A pergunta faz sentido. Até que ponto a fé que o mundo historicamente sentia na democracia está definhando? Um dos grandes especialistas no assunto está pessimista. Ben Ansell, professor na Universidade de Oxford (Reino Unido), diz ser preocupante o fato de os regimes chamados iliberais serem hoje mais numerosos que os plenamente democráticos.
Ansell foi um dos participantes de um podcast recente da BBC. O encontro permitiu uma conclusão curiosa: por mais que as particularidades institucionais façam da democracia um tema complicado, compreendê-la depende de conceitos relativamente simples. Qualquer cidadão está ao alcance deles.
E o fato de não existir unanimidade em torno de certas questões acaba por fazer a discussão ainda mais didática. Democracia é fácil de entender.
Um primeiro exemplo: Ziyanda Stuurman, analista do Grupo Eurasia, acredita que o grande risco está hoje na manipulação de informações pelas redes sociais. Elas falsificam a relação do cidadão com as instituições que os governam, espalham inverdades e machucam a reputação do sistema representativo.
Não é o que pensa Debasish Roy Chowdhury, um dos coautores de um livro sobre a suposta morte da democracia na Índia. Bem mais que as redes sociais, argumenta, o que existe são os interesses de grupos economicamente poderosos que espalham a mentira para favorecer seus interesses.
Uma visão bem diferente vem de Lilliana Mason, cientista política da Universidade Johns Hopkins (EUA). A seu ver, a verdadeira ameaça à democracia vem de partidos e dirigentes que procuram falsamente convencer os cidadãos de que as instituições foram manipuladas e que são incapazes de representar a vontade de uma maioria.
O exemplo mais nítido é Donald Trump, que reitera como um papagaio que as eleições presidenciais de 2020 foram uma fraude e que a violência da invasão do Capitólio somente procurou resolver essa questão.
Em suma, resume Steven Levitsky, professor em Harvard (EUA), assistimos hoje ao desmoronamento de um sistema global em que, a partir dos anos 1980, a democracia se expandiu e era amplamente adotada. Algo historicamente inédito, depois das ditaduras comunistas no Leste Europeu, dos regimes fascistas dos anos 1930 e de um século 19 em que EUA e alguns países europeus eram exceções democráticas.
Existe uma tendência de associar a democracia apenas aos processos eleitorais, o que acaba por fornecer uma faceta parcial da questão, diz Mason. Bem mais que os procedimentos para a escolha de representantes, é crucial o problema do paralelismo.
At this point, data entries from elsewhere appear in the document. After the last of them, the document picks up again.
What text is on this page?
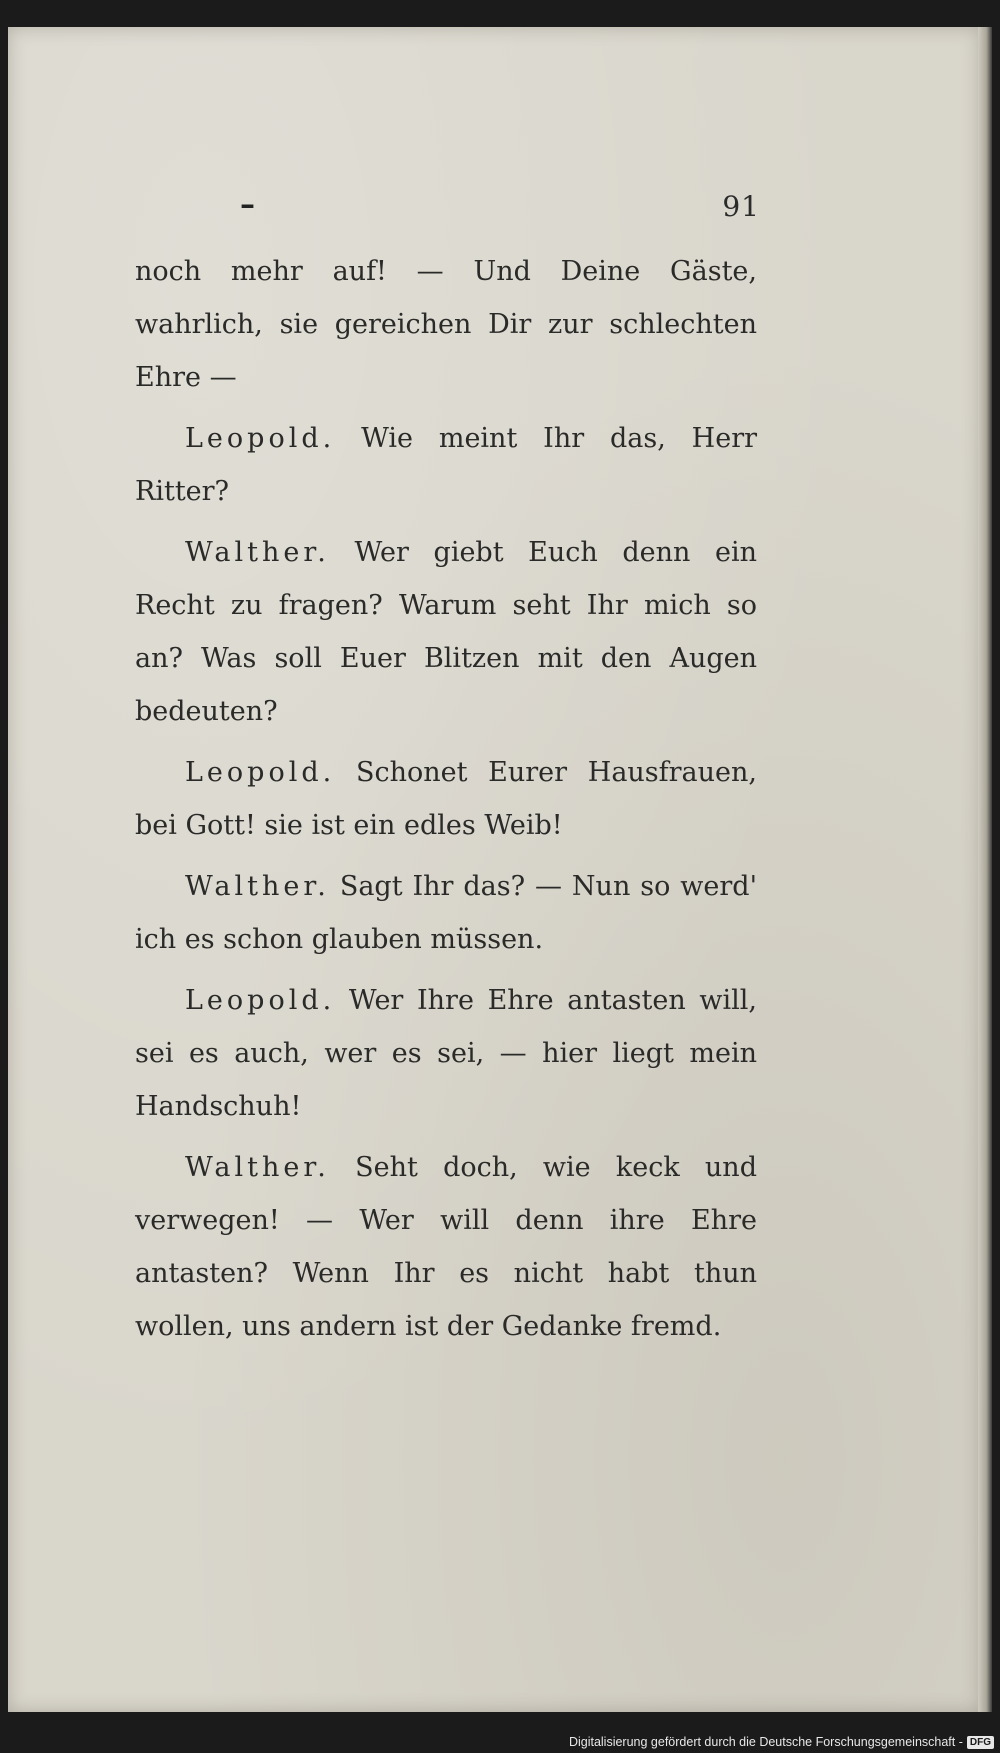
–	91

noch mehr auf! — Und Deine Gäste, wahrlich, sie gereichen Dir zur schlechten Ehre —

Leopold. Wie meint Ihr das, Herr Ritter?

Walther. Wer giebt Euch denn ein Recht zu fragen? Warum seht Ihr mich so an? Was soll Euer Blitzen mit den Augen bedeuten?

Leopold. Schonet Eurer Hausfrauen, bei Gott! sie ist ein edles Weib!

Walther. Sagt Ihr das? — Nun so werd' ich es schon glauben müssen.

Leopold. Wer Ihre Ehre antasten will, sei es auch, wer es sei, — hier liegt mein Handschuh!

Walther. Seht doch, wie keck und verwegen! — Wer will denn ihre Ehre antasten? Wenn Ihr es nicht habt thun wollen, uns andern ist der Gedanke fremd.

Digitalisierung gefördert durch die Deutsche Forschungsgemeinschaft - DFG
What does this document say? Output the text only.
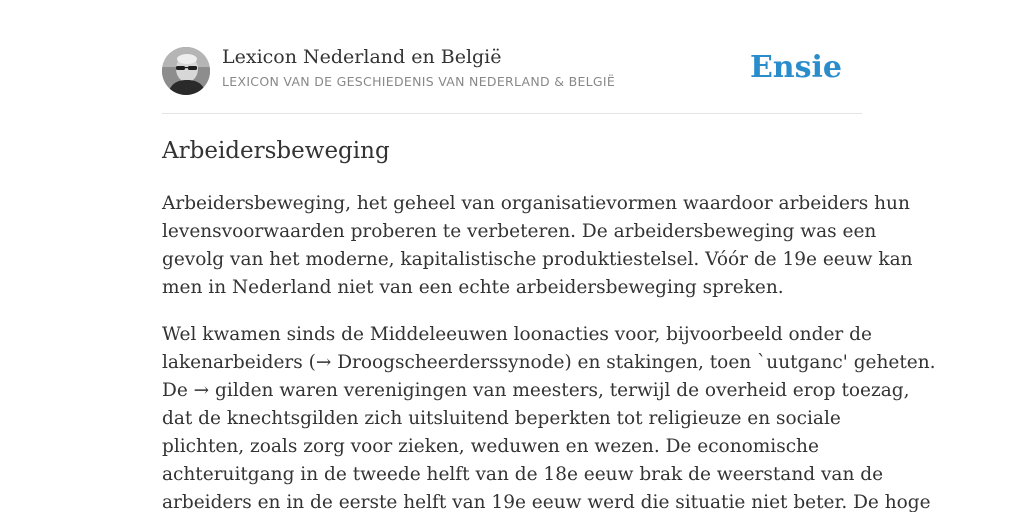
Lexicon Nederland en België
LEXICON VAN DE GESCHIEDENIS VAN NEDERLAND & BELGIË	Ensie
Arbeidersbeweging

Arbeidersbeweging, het geheel van organisatievormen waardoor arbeiders hun
levensvoorwaarden proberen te verbeteren. De arbeidersbeweging was een
gevolg van het moderne, kapitalistische produktiestelsel. Vóór de 19e eeuw kan
men in Nederland niet van een echte arbeidersbeweging spreken.

Wel kwamen sinds de Middeleeuwen loonacties voor, bijvoorbeeld onder de
lakenarbeiders (→ Droogscheerderssynode) en stakingen, toen `uutganc' geheten.
De → gilden waren verenigingen van meesters, terwijl de overheid erop toezag,
dat de knechtsgilden zich uitsluitend beperkten tot religieuze en sociale
plichten, zoals zorg voor zieken, weduwen en wezen. De economische
achteruitgang in de tweede helft van de 18e eeuw brak de weerstand van de
arbeiders en in de eerste helft van 19e eeuw werd die situatie niet beter. De hoge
Por meio dessa palavra, usada em termos metafóricos, os grupos que compõem uma sociedade podem se assegurar que estão sendo tão bem servidos quanto outros grupos pela oferta de políticas públicas. Ou seja, a democracia não discrimina as parcelas sociais que poderão se favorecer. Todos têm direitos semelhantes, e o tamanho das fatias a serem distribuídas depende da representatividade eleitoral dos grupos.
A mesma pesquisadora levanta como pertinente o papel dos tribunais. “O poder existe também para conter abusos e excessos, e é esse o papel do Judiciário.”
Chowdhury aborda outro ângulo que puxa a brasa para sua sardinha. Trata-se do tratamento conveniente das minorias étnicas –que alguns participantes do podcast apontaram como o erro fundamental do primeiro-ministro Narendra Modi, com sua política discriminatória contra os muçulmanos, o que ele nega.
Modi, o indiano que governa “a maior democracia do mundo”, também escorregou entre 2020 e 2022, disse um dos participantes, ao tirar a internet do ar 84 vezes como meio de esvaziar protestos.
A Índia tem eleições em 2024, e sobre ela se deslocam focos internacionais de atenção. O mesmo vale para a África do Sul, que também vai às urnas neste ano. Completam-se 30 anos da chegada de Nelson Mandela à Presidência. Mas o partido Congresso Nacional Africano perdeu quase toda a reputação que juntara como força anti-apartheid.
Uma ex-correspondente local da BBC nota que se esperava que o fim do regime reduzisse as desigualdades e levasse melhoras substanciais à população negra. Isso não aconteceu. E um dos participantes do podcast relata um dos indícios da má segurança: em 1997, era idêntico o número de policiais públicos e seguranças privados. Hoje, os últimos são quatro vezes mais. É a imagem da democracia que está sofrendo.
isso afeta a África como um todo. Neste ano, cerca de 18 países do continente terão eleições. Mas é provável que não se rejeitem os exemplos iliberais da Etiópia, onde as burocracias se limitam a dar boa sobrevida aos dirigentes. Melhor que o Mali ou Burkina Fasso, hoje entregues a ditaduras.